Se la deriva da social porta alla morte di una ragazza

Ci vuole un genio per capire che un video con faccia, nome e cognome di una ragazza che compie atti sessuali espliciti costituisce una palese violazione della privacy? Ci vuole un avvocato per capire che la violazione della privacy è penalmente rilevante oltre che moralmente riprovevole? Ci vuole un cadavere per capire che condividere un video oggetto di una violazione della privacy (tecnicamente, quindi, un corpo del reato) significa partecipare attivamente alla violazione stessa, innescando un processo di diffamazione devastante? Evidentemente sì,

perché a quanto pare l’utente medio non ci arriva. Ne è la triste riprova l’epilogo della vicenda di Tiziana Cantone, la ragazza di Mugnano che si è suicidata dopo che un suo video hard aveva ottenuto milioni di click e condivisioni diventando virale: un dramma che si sarebbe potuto evitare con un’elementare consapevolezza delle potenzialità diffamatorie del web, una minima conoscenza delle leggi in materia di privacy e un granello di umanità nel considerare che dietro ogni identità online astratta c’è una persona concreta.

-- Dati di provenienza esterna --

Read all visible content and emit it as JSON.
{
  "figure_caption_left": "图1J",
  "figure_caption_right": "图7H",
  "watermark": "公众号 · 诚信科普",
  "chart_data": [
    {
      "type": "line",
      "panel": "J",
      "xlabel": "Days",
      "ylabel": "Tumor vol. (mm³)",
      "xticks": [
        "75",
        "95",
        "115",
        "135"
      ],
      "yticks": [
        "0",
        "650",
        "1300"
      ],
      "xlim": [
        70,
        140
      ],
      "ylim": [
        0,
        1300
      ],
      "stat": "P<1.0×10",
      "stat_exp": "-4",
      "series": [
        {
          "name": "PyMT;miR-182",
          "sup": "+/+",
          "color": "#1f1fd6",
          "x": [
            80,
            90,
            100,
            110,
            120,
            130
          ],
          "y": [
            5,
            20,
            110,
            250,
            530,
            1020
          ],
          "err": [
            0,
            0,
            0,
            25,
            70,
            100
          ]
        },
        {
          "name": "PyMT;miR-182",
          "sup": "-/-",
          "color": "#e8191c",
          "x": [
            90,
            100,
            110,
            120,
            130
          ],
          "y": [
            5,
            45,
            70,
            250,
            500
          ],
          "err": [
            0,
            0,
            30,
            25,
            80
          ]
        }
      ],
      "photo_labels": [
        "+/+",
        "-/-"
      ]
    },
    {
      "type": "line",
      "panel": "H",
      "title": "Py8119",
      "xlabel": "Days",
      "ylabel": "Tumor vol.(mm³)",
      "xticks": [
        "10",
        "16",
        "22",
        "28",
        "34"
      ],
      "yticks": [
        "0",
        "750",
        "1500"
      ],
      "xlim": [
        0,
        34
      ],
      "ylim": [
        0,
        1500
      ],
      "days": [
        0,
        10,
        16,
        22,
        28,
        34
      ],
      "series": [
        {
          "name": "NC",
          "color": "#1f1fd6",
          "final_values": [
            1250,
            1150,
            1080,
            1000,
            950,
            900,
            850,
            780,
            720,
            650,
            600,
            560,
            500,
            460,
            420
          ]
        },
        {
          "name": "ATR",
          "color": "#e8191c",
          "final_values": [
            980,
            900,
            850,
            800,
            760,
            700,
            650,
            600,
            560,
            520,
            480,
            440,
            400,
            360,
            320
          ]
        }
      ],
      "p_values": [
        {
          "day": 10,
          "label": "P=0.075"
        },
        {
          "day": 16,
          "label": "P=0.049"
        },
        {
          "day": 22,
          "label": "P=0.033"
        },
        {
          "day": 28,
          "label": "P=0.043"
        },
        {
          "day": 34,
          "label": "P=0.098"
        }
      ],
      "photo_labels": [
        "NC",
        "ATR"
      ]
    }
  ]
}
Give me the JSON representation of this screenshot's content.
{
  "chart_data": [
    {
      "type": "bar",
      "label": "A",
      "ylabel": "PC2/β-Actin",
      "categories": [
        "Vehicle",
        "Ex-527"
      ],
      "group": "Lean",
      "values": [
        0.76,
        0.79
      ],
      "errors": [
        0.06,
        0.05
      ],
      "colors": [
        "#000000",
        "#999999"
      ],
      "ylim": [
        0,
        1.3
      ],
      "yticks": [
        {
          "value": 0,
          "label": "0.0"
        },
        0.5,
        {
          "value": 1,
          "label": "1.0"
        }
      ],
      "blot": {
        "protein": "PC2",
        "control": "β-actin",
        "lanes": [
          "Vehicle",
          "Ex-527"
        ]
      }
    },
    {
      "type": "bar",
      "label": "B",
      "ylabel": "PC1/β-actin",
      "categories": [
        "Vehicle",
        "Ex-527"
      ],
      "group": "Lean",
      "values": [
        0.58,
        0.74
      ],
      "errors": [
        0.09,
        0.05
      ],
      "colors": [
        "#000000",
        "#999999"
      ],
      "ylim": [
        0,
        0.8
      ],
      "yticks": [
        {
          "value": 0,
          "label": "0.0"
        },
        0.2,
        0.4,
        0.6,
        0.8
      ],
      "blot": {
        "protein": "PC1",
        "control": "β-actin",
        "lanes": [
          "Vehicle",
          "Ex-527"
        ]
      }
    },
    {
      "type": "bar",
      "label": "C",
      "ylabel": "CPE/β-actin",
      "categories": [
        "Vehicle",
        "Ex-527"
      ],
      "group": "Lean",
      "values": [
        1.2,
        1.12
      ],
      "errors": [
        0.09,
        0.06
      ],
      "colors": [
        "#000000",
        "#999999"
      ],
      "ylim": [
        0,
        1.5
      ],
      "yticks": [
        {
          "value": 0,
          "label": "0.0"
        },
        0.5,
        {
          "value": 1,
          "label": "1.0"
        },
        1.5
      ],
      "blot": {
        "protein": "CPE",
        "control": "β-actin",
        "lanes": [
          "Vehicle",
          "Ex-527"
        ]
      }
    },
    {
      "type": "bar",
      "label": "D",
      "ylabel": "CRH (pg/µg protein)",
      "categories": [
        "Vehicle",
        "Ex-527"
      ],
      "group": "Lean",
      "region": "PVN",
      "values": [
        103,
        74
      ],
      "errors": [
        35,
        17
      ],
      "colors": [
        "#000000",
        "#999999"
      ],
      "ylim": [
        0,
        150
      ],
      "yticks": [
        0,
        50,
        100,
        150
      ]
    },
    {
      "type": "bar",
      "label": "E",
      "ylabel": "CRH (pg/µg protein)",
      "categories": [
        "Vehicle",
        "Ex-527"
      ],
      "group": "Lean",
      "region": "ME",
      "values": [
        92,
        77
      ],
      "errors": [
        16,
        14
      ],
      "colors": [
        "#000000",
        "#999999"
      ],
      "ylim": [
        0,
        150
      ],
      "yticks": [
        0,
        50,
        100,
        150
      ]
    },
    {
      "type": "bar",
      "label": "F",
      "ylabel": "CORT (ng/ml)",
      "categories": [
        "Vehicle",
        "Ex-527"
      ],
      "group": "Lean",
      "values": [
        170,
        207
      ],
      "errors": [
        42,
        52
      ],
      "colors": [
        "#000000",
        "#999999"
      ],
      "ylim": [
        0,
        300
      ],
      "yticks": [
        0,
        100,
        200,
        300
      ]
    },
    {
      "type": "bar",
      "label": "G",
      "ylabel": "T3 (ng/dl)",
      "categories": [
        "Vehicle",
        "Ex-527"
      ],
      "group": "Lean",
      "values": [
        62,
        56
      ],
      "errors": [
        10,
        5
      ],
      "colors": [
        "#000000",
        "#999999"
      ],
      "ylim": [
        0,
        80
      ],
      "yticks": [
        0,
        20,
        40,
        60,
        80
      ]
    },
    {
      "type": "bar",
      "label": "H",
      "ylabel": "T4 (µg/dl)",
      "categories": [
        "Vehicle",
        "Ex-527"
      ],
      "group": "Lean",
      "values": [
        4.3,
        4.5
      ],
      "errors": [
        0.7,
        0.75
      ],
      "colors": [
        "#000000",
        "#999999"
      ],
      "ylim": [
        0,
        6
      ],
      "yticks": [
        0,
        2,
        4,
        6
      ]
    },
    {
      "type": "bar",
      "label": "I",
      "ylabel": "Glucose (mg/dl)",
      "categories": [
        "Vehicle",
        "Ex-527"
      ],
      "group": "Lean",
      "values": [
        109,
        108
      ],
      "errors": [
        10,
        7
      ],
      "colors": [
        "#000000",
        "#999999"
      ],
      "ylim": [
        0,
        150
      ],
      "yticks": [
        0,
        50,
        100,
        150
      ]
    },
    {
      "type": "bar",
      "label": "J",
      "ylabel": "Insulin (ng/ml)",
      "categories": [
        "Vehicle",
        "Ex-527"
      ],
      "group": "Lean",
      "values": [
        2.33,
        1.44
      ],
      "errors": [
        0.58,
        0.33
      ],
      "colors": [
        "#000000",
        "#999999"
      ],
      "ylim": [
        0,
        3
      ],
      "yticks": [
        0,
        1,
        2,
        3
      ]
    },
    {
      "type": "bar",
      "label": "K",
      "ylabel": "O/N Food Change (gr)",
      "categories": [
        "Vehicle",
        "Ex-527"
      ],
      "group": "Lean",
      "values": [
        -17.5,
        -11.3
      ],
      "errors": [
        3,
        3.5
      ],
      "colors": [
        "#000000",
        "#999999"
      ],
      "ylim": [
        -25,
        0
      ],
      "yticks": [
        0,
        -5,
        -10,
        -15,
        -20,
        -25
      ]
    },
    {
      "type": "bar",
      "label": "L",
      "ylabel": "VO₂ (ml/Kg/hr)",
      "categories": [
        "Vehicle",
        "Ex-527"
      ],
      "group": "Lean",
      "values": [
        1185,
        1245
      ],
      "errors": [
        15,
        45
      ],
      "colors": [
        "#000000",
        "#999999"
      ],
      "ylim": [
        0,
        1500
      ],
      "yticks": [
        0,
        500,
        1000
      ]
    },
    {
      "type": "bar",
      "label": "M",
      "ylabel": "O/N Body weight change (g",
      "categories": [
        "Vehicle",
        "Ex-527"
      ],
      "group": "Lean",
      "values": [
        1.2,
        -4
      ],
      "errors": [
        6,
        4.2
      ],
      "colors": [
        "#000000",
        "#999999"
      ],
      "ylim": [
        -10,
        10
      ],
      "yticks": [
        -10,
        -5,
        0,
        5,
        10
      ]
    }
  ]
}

Così come allora non si poteva pensare che diffondere un video del genere fosse un’azione senza conseguenze, adesso che Tiziana non c’è più non si può sperare di cavarsela con il “siamo tutti colpevoli”, un’autoaccusa collettiva che di fatto assolve ciascuno dalle proprie inderogabili responsabilità individuali: chi negli scorsi mesi ha cavalcato via social l’orrido tormentone del “bravoh” sappia di aver preso attivamente parte a una deriva che ha portato una ragazza al suicidio. Gli altri hanno semplicemente compiuto il loro dovere di persone perbene: resistere all’umana idiozia.